The hospital business is progressing steadily, and tumor characteristics have been further enhanced.

According to the company's annual report, the hospital's business revenue in '23 was 3.89 billion yuan, +28.5% YoY, excluding the impact of nucleic acid +35.4% YoY. Among them, inpatient business revenue was 2.54 billion yuan, +31.6% year on year; outpatient business revenue was 1.35 billion yuan, +23.1% year over year, excluding nucleic acid impact +43.2%; the number of surgeries was 83,800, +34.6% year over year. The proportion of grade 3, 4 and interventional surgeries increased, and the quality of medical care was further improved. The oncology business remained steady, with revenue of 1.44 billion yuan, +23.6% year-on-year, accounting for 43.6% of total revenue.

The self-built project is progressing smoothly, and epitaxial integration remains efficient.

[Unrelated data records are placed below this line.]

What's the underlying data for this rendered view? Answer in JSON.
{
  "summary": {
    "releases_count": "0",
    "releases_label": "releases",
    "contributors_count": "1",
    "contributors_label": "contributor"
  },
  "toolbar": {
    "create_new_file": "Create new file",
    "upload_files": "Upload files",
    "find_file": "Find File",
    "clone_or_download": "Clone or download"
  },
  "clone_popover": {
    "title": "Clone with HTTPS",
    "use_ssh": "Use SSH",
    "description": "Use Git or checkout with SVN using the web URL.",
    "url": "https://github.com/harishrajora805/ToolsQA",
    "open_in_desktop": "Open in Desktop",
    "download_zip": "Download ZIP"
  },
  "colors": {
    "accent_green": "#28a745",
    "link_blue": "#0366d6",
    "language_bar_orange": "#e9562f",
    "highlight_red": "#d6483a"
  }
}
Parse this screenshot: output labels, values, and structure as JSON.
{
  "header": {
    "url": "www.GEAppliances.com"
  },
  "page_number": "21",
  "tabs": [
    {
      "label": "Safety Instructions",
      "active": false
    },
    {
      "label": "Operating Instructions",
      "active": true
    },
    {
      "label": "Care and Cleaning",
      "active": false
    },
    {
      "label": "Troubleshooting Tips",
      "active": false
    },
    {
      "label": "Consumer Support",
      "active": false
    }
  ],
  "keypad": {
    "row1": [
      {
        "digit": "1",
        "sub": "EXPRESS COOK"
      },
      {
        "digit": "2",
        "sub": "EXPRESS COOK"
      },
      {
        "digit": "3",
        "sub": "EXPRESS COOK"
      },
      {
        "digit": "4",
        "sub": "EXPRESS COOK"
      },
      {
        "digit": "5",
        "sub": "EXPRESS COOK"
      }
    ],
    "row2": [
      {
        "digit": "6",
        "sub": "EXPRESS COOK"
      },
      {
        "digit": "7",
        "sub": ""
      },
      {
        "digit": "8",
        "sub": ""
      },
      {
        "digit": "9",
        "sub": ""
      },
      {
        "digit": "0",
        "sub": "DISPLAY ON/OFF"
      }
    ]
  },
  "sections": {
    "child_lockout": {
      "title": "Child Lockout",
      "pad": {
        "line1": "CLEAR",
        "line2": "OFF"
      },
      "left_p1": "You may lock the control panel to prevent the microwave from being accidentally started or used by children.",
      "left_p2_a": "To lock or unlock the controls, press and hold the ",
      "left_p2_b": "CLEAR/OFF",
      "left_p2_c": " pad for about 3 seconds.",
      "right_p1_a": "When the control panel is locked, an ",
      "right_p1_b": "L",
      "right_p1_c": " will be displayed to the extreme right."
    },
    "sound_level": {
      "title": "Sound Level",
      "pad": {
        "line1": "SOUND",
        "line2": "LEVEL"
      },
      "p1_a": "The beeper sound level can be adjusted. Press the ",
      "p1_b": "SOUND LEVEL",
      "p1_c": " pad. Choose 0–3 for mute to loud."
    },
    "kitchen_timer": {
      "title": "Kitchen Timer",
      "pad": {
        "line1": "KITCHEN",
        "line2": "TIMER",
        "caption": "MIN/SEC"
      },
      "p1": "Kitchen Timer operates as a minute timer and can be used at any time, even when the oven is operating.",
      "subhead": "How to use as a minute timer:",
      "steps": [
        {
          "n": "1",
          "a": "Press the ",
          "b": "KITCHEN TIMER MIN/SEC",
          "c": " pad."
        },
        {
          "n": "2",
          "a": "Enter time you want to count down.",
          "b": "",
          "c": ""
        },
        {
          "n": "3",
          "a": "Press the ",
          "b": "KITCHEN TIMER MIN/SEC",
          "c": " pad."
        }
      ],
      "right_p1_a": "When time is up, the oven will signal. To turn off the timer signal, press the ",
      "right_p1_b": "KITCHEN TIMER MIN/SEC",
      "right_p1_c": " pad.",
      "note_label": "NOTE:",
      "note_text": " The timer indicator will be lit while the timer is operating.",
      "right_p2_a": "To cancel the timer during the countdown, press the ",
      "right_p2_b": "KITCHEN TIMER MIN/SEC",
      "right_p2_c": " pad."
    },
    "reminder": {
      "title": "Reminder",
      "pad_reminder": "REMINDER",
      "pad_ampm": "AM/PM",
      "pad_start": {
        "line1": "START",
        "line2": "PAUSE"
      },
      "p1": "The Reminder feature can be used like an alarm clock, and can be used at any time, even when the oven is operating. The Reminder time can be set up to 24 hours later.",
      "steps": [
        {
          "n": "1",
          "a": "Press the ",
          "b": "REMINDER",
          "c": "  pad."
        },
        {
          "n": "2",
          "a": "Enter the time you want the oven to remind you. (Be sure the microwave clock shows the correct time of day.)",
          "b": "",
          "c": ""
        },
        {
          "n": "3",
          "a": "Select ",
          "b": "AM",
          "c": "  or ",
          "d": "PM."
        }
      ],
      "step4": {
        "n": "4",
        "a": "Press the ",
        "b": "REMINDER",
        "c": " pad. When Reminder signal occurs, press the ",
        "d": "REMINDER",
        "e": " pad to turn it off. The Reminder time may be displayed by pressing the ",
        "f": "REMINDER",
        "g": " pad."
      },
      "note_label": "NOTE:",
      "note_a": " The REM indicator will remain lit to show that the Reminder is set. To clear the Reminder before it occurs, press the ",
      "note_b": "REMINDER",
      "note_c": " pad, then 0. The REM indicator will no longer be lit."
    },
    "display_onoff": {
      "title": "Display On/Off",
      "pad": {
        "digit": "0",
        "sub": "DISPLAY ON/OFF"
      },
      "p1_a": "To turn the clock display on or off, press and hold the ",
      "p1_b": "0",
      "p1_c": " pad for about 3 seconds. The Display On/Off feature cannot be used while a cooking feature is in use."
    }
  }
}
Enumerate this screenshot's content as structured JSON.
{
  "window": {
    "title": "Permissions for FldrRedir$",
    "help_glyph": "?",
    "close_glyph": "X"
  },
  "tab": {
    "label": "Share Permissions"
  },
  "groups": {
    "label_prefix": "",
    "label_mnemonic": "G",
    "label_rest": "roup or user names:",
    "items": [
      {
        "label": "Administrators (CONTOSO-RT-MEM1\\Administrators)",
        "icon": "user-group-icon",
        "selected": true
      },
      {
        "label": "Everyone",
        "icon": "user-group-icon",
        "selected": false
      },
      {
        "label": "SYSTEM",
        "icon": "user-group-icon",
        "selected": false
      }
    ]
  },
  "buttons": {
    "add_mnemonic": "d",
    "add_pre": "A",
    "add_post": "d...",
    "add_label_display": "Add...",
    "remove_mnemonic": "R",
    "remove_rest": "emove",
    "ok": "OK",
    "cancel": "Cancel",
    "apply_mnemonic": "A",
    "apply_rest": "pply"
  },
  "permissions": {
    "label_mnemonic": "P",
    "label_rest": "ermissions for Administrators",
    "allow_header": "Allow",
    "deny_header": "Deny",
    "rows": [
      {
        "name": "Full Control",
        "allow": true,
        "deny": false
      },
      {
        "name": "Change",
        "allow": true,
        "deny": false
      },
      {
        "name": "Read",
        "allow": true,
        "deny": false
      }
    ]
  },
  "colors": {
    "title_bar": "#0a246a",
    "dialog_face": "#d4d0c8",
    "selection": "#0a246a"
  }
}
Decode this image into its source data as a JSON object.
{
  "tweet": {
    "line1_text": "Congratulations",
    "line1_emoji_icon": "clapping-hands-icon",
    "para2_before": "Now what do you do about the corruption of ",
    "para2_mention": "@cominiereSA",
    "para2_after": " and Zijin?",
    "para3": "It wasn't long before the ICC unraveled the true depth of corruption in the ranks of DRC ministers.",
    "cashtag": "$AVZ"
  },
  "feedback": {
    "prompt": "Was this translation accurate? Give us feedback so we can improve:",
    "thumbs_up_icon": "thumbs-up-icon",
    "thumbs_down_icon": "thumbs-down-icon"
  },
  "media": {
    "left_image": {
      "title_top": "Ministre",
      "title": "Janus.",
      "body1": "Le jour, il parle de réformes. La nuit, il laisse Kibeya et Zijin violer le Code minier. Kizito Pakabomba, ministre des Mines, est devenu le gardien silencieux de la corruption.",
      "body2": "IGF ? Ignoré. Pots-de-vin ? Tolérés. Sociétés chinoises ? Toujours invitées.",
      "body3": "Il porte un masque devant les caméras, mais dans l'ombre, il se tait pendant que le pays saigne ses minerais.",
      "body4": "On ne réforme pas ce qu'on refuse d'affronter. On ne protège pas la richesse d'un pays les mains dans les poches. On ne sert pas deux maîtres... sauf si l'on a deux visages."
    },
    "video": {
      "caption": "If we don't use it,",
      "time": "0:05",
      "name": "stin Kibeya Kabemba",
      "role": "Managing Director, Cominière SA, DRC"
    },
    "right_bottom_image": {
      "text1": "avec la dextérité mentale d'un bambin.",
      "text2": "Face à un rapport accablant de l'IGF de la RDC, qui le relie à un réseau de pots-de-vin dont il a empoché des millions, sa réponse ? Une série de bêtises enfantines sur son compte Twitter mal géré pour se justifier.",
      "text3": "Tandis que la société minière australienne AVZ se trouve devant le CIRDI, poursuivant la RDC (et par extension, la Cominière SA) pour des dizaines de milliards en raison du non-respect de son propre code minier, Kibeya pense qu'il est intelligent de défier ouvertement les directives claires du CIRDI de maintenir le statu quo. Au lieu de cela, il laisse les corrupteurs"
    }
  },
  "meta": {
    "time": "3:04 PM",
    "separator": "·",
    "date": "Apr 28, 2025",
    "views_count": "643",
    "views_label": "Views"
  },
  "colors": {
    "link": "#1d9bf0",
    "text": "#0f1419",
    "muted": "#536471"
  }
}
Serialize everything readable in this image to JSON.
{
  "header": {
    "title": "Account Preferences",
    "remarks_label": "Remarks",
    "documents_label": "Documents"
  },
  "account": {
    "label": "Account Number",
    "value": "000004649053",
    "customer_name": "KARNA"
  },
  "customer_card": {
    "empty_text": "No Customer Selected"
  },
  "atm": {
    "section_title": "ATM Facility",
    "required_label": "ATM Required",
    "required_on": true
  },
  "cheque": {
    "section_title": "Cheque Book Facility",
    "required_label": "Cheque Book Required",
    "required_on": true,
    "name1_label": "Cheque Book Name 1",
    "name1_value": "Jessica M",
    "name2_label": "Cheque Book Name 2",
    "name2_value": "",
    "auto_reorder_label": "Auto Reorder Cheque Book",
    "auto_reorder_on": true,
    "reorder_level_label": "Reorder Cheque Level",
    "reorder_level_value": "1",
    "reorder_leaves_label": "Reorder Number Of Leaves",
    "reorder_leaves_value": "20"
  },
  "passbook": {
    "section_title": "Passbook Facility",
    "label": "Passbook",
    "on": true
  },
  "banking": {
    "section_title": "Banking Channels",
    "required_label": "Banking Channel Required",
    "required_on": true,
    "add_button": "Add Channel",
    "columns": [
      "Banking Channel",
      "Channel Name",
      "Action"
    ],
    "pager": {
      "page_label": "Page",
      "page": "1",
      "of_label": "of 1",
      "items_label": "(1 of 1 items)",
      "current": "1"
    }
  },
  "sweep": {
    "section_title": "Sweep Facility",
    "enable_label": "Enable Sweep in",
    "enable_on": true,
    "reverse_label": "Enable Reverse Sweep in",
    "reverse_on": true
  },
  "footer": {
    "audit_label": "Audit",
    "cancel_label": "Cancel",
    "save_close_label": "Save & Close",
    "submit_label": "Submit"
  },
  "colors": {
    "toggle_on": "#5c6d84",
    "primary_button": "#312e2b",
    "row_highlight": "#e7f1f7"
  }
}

According to the company's annual report, the self-built Dezhou Haijia passed the inspection of a tertiary general hospital in March '24, and the construction of Wuxi Haijia and Changshu Haijia is progressing rapidly, and is expected to be delivered in early '25 and the end of '25, respectively; Chongqing Heshan County Phase II was put into use in February and July '23, and Chengwu Phase II was put into use in January '24. Kaiyuan Xiehua, Hezhou Dingji, Chang'an and Yong Hospitals Phase II projects are also progressing rapidly; the integration of the two hospitals acquired by the company in '23 is also progressing rapidly. Revenue after the table was +30.8% year-on-year (June-December), and Chang'an Hospital also Revenue after the table was +28.9% YoY (September-December).

Risk warning: risk of policy changes; risk of major medical accidents; risk of health insurance cost control.

The translation is provided by third-party software.